O lieber Sohn,

Spreng' auf die Hitz' und Flamme deines Übels

Abkühlende Geduld! Wo schaust du hin?

HAMLET.

Auf ihn! Auf ihn! Seht Ihr, wie blaß er starrt?

Sein Anblick, seine Sache würde Steinen

Vernunft einpredigen. – Sieh nicht auf mich,

Damit nicht deine klägliche Gebärde

Mein strenges Tun erweicht; sonst fehlt ihm dann

Die echte Art: vielleicht statt Blutes Tränen.

KÖNIGIN.

Mit wem besprecht Ihr Euch?

HAMLET.

Seht Ihr dort nichts?

KÖNIGIN.

Gar nichts; doch seh' ich alles, was dort ist.

HAMLET.

Und hörtet Ihr auch nichts?

KÖNIGIN.

Nein, nichts als uns.

HAMLET.

Ha, seht nur hin! Seht, wie es weg sich stiehlt!

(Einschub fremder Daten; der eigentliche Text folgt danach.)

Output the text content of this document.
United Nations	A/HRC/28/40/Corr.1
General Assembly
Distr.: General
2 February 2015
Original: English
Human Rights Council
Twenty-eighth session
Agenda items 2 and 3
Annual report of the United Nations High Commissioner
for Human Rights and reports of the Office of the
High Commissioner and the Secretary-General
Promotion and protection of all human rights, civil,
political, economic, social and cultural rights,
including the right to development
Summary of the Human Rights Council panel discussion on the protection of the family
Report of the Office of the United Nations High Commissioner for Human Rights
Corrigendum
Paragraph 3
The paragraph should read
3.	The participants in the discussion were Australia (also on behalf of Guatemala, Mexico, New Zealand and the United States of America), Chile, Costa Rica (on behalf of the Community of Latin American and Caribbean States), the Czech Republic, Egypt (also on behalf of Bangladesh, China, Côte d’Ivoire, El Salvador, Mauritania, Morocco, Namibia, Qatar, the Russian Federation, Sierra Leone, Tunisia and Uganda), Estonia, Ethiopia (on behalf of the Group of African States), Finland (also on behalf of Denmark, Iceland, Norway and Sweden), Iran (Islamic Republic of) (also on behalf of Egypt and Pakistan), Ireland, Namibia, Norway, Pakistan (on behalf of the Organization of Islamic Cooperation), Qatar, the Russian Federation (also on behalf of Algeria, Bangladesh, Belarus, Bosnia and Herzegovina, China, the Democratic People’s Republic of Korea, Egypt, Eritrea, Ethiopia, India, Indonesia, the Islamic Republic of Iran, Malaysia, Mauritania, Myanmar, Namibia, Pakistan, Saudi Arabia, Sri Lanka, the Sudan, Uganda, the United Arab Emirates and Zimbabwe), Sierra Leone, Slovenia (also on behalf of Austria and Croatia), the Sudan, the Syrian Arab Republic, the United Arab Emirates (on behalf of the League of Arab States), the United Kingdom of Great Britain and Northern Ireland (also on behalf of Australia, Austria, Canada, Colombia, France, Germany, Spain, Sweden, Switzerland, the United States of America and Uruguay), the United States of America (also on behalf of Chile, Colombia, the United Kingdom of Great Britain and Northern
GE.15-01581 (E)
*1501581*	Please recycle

Mein Vater in leibhaftiger Gestalt!

Seht, wie er eben zu der Tür hinausgeht!

 

Geist ab.

 

KÖNIGIN.

Dies ist bloß Eures Hirnes Ausgeburt;

In dieser wesenlosen Schöpfung ist

Verzückung sehr geübt.

HAMLET.

Verzückung?

Mein Puls hält ordentlich wie Eurer Takt,

Spielt eben so gesunde Melodien;

Es ist kein Wahnwitz, was ich vorgebracht.

Bringt mich zur Prüfung, und ich wiederhole

Die Sach' Euch Wort für Wort, wovon der Wahnwitz

Abspringen würde. Mutter, um Eu'r Heil!

Legt nicht die Schmeichelsalb' auf Eure Seele,

Daß nur mein Wahnwitz spricht, nicht Eu'r Vergehn:

Sie wird den bösen Fleck nur leicht verharschen,

Indes Verderbnis, heimlich untergrabend,

Von innen angreift. Beichtet vor dem Himmel,

Bereuet, was geschehn, und meidet Künft'ges,

Düngt nicht das Unkraut, daß es mehr noch wuchre!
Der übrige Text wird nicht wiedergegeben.